Working many years with angular I found it hard to create the structure of a project. The main reason for that struggle lay behind the way Angular interacts with components and modules. The following article explains what is the issue with NgModule and whether is going to change in the foreseeable future.
Builtin lazy loading mechanisms
Angular has NgModule based architecture. In other words, each application has at least one NgModule which connects all the components and routes together. It is a practical approach for applications structure. An application has a central unit that contains all the declarations. That’s right when we are talking about small web apps.
When working with large Single Page Applications performance becomes a critical pain point. It is a time to start thinking about optimization. One of the ways to reduce loading times is to minify application size on the first load. This goal can be achieved with lazy loading. The technique is supported by angular routing mechanisms.
The technique allows loading specific parts of an application only when needed. Here is the full documentation on how to implement lazy loading within Angular framework.
What is wrong with NgModules?
Up to now, all seems correct, right? Let’s zoom in to see whether potential issues could pop up.
For instance, we will take the Angular Material UI. The framework should comply with best practices because it is built and maintained by the Angular team. Looking at the components provided you may mention that each of them has its own NgModule. It is done to allow importing of a single component without grabbing all them and overloading the application.
What does all that mean for me as a developer? Practically you will need to create a NgModule for each of the components. Thus double action on each component creation.
For newbies, the concept may appear quite painful. To be honest for me to work in this way is still frustrating.
VueJs components interaction
When I started to work with VueJs I didn’t feel any discomfort. Just after some period of time mentioned I am doing fewer actions to achieve the same component interactions than I was doing in Angular. “How could it be?” I thought. Just after side by side comparison, figured out what was missing through all the development process with VueJs. The answer was “modules”.
In VueJs all is based on components. Do you want to create a page? Make a component. Do you want to create a reusable UI piece of code? Make component! Nothing more. Just that easy.
Aren’t modules making a more coherent structure? Correct me if I am wrong, but I didn’t mention any practical benefit of this additional architecture layer yet.
Is it going to change?
Yes, the Angular roadmap gives all Angular developers a ray of hope.
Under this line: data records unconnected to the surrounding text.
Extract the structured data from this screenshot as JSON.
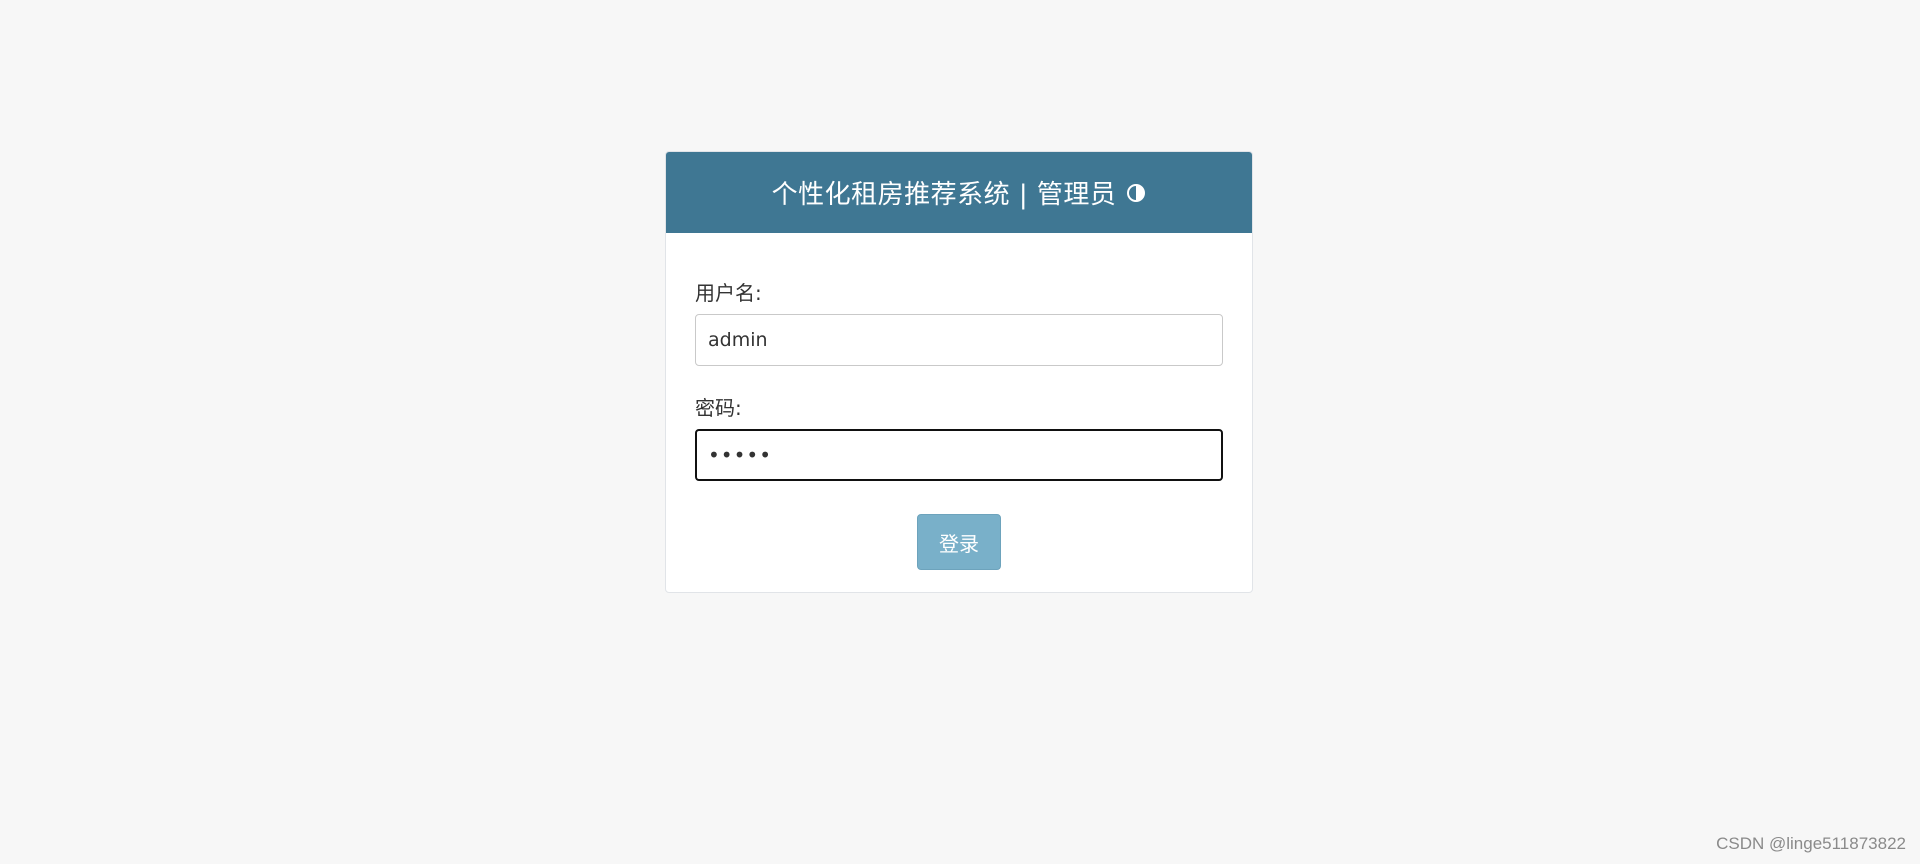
{
  "header": {
    "title": "个性化租房推荐系统 | 管理员",
    "icon": "contrast-icon"
  },
  "form": {
    "username_label": "用户名:",
    "username_value": "admin",
    "password_label": "密码:",
    "password_value": "•••••"
  },
  "actions": {
    "login_label": "登录"
  },
  "watermark": "CSDN @linge511873822",
  "colors": {
    "page_background": "#f7f7f7",
    "header_background": "#3f7793",
    "button_background": "#79b0c9"
  }
}
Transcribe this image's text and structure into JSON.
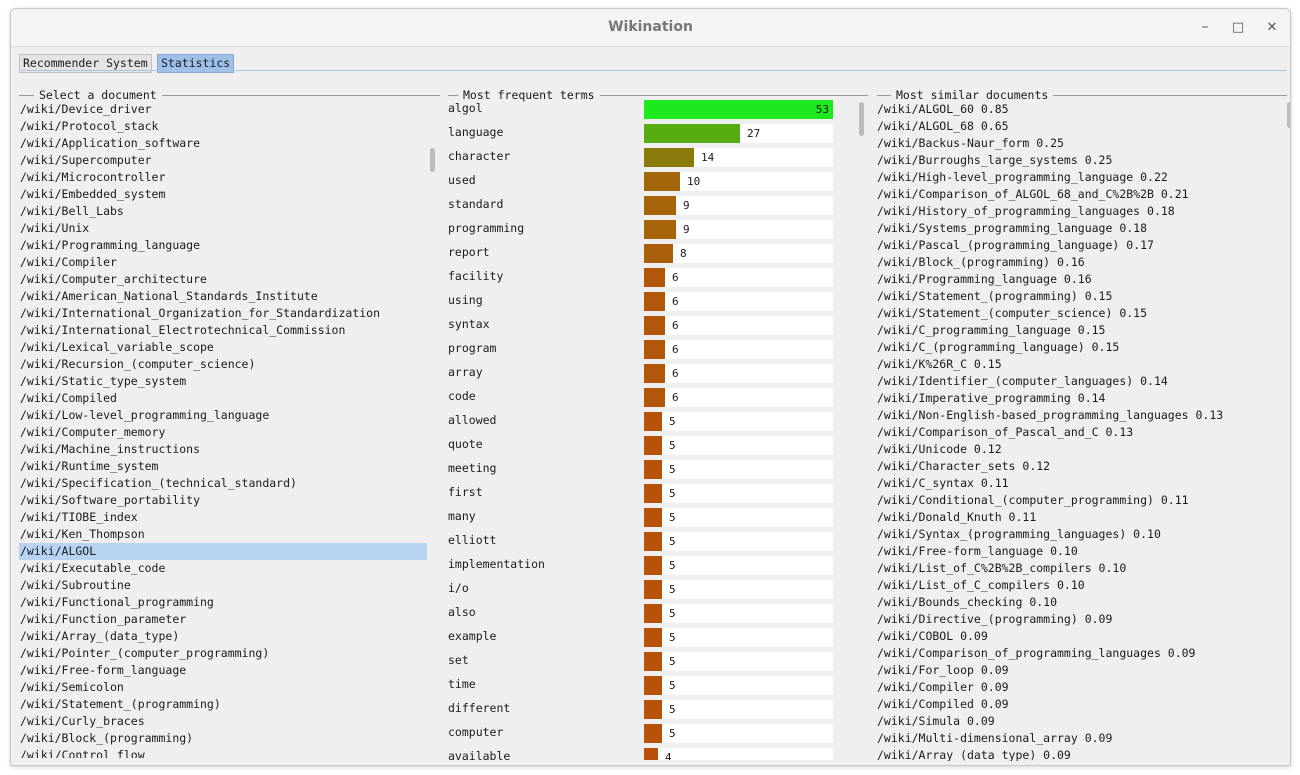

The proposal was explained and discussed in this “[Complete] RFC: Standalone components, directives and pipes — making Angular’s NgModules optional”.
Yet, pay attention to this statement:
This proposal is not trying to remove the concept of a NgModule from Angular — it is rather making it optional for typical application development tasks.
At the same time we believe that it paves the path towards greatly reducing the role of NgModule for typical development scenarios — to the point that some time in the future it would be possible and reasonable for us to consider removing it altogether.
To conclude
Getting rid of modules is the first step towards Angular architecture simplification. So far I see only benefits in that act.
Who knows maybe in the future Angular will adopt a functional components approach as React did instead of classes.